В июле 1779 года Уильям Блейк представил королевскому академику Джорджу Майклу Мозеру (1706-1783) рисунок и рекомендательное письмо от уважаемого художника и был принят стажером в мастерские Королевской академии, расположенной в здании Сомерсет-хаус неподалеку от Стрэнда. На протяжении трех месяцев он выполнял анатомические эскизы размером не менее двух футов с изображением и прорисовкой всех мышц и сухожилий. Работы Блейка свидетельствуют о том, что он ответственно подходил к учебе. По окончании стажировки Блейк представил еще один рисунок и подал заявление о приеме на обучение. 8 октября 1779 года Блейк вместе с шестью другими юношами был зачислен студентом в Академию. Он получил студенческий входной билет за подписью президента Академии Джошуа Рейнольдса и его секретаря Ф.М. Ньютона. Отныне Блейк мог рисовать в галереях Академии и на протяжении шести лет посещать лекции и выставки. Студентов Академии обучали анатомии, живописи, архитектуре и перспективе. Каждый профессор читал шесть лекций в год. Гравюра не входила в программу обучения.

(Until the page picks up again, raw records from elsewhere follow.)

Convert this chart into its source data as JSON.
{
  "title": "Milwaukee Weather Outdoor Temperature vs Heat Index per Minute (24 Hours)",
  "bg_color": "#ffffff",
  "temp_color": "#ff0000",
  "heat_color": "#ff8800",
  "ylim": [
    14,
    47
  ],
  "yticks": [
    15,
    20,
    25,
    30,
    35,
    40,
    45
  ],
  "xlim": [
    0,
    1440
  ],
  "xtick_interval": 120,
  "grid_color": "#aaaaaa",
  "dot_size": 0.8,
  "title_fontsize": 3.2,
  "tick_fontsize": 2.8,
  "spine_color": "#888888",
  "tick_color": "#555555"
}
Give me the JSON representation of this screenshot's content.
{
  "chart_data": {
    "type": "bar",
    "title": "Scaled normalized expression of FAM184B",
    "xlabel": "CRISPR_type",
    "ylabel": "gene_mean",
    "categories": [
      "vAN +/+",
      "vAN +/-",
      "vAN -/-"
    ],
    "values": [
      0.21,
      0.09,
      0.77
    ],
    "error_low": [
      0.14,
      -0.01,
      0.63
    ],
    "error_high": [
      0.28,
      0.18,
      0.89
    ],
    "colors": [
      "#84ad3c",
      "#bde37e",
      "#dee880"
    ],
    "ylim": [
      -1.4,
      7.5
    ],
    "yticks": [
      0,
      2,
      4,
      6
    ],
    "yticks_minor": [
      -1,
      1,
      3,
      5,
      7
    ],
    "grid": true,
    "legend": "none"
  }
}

В детстве короля Георга III обучал рисованию швейцарец Мозер. Джордж Мозер был известным ювелиром, эмальером, гравером и художником. К сожалению, отношение Блейка к нему было обусловлено случаем, который он описал в аннотации к книге «Работы сэра Джошуа Рейнольдса» (под редакцией Эдварда Мелоуна). Обеспокоенный, что молодой Блейк имел исключительное пристрастие к картинам Рафаэля и Микеланджело, которые Мозер называл «Грубые, жесткие, сухие и незаконченные работы», он предложил Блейку для изучения образцы работ Элизабет Виже-Лебрен и Питера Пауля Рубенса. Что и говорить! На изучение картин Рубенса у Блейка не было времени, а Элизабет Виже-Лебрен считалась модной французской портретисткой. И если само по себе рождение во Франции не было преступлением, то написание модных портретов казалось Блейку чем-то сродни предательскому поцелую Иуды ‑ в контексте духовной эстетики Блейка это был жест лживой угодливости. Особенно Блейка огорчало то, что его собственные работы оставались незамеченными, или же, если о них и вспоминали, то чтобы понасмехаться над ним.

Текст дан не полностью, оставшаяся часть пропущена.